Un atelier, organisé la semaine dernière dans le cadre des «16 Jours d’activisme» contre la violence basée sur le genre, a permis de questionner —à travers l’apport des disciplines de la psychologie et des sciences humaines et sociales, ainsi qu’à travers une analyse et une lecture critique des stratégies et approches adoptées pour lutter contre la violence à l’égard des femmes— les rapports de pouvoir et de domination au sein du couple.
Dans le cadre de la campagne des «16 Jours d’activisme» contre la violence basée sur le genre, le ministère de la Femme, de la Famille, de l’Enfance et des Personnes âgées a organisé, en collaboration avec le Fonds des Nations unies pour la population et le Centre international de développement pour la gouvernance locale, un séminaire national intitulé «Vers une approche critique pour lutter contre la violence à l’égard des femmes».
Cette rencontre a réuni plusieurs chercheurs dans le domaine de la sociologie et des sciences humaines, ainsi que des acteurs de la société civile afin de réfléchir sur la complexité du phénomène de la violence à l’égard des femmes et la manière avec laquelle on traite cette problématique dans les instances institutionnelles qui prennent en charge les femmes victimes de violence.
Lors de ce séminaire, plusieurs intervenants ont mis l’accent sur ce phénomène qui gagne de plus en plus de l’ampleur de nos jours, telle l’intervention de la sociologue Dorra Mahfouth, qui s’est penchée sur le thème de «La violence à l’égard des femmes ; concepts et approches sociologiques et féministes». La professeure en sociologie a apporté un éclairage sociologique sur les situations d’inégalité entre les genres, mais aussi au sein du couple… «La violence au sein du couple est un phénomène interpersonnel et non pas social», note-t-elle.

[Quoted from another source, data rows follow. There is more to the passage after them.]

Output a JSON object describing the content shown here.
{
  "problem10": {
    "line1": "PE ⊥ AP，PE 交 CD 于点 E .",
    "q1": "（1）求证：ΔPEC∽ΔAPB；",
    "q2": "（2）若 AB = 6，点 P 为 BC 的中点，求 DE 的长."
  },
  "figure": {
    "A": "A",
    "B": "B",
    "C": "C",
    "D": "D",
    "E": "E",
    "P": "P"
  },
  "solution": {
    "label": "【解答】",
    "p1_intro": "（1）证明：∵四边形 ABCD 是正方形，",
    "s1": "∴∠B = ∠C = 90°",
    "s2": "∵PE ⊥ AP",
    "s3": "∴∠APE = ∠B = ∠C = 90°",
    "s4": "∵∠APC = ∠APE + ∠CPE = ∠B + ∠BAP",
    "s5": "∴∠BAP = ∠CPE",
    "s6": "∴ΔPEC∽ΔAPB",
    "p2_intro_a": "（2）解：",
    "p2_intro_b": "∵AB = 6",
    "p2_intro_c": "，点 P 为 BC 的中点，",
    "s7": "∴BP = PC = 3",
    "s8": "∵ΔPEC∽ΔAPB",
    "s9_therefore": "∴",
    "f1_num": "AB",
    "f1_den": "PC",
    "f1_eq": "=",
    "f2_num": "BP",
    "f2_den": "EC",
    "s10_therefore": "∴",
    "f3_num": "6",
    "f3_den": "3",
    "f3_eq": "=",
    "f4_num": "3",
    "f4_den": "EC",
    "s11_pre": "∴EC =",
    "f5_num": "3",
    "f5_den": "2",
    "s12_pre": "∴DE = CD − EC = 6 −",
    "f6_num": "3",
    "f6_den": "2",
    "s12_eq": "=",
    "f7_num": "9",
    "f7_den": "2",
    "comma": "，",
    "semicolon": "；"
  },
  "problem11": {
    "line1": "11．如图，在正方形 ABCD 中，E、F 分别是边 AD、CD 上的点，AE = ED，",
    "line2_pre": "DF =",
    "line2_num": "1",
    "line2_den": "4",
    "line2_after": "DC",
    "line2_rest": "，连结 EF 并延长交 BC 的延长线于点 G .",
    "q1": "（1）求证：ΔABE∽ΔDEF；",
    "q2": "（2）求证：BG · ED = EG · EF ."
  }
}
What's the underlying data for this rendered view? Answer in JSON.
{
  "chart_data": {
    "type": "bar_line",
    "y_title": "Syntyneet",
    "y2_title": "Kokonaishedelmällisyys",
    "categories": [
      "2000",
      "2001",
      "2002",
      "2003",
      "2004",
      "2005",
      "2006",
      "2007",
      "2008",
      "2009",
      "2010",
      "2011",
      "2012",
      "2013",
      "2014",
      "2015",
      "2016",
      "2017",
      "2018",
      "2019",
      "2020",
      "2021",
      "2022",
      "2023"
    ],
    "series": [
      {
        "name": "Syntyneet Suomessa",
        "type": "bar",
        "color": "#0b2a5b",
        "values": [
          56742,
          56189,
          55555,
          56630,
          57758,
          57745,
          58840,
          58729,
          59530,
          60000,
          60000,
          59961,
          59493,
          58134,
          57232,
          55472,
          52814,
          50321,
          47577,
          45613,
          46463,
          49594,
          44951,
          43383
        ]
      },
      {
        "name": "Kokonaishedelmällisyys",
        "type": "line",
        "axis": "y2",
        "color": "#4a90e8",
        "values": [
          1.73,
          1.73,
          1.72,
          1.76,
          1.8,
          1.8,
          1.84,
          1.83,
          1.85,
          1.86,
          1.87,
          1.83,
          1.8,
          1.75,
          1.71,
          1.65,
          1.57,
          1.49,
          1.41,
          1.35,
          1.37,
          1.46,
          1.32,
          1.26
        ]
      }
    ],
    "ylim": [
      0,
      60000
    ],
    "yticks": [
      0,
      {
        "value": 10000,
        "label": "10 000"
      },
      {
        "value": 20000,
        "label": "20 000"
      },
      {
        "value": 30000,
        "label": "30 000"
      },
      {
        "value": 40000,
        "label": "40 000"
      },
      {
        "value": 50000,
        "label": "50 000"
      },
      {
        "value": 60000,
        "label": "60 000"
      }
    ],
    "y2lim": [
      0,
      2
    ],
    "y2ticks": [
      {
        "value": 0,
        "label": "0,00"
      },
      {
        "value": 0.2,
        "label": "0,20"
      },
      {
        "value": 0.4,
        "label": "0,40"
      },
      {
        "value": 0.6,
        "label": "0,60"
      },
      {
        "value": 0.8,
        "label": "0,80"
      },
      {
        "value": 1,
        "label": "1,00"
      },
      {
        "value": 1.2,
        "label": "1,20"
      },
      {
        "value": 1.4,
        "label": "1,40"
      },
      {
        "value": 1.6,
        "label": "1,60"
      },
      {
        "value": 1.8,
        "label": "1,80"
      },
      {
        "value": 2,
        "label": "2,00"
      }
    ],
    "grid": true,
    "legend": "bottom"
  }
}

Relations de domination et de pouvoir
Et de renchérir : «Dans les années 70, il y a des recherches qui ont montré qu’il y a plus de femmes victimes de violence et que cet état de fait est, par conséquent, lié au genre. Les statistiques dans des pays, comme le Canada ou la Suisse, révèlent que le phénomène des femmes battues a pris de l’ampleur. Dans les enquêtes réalisées, une confusion est faite entre les différentes formes de violences. Dès lors que la violence verbale et psychologique à l’encontre des femmes est prise en compte dans les études, les statistiques sur le nombre de femmes victimes de violence vont systématiquement augmenter. En 2018, 30% de femmes et 27% des hommes ont déclaré avoir subi au moins une fois une violence dans leur vie. Il faut multiplier les approches afin de limiter ce phénomène», explique-t-elle.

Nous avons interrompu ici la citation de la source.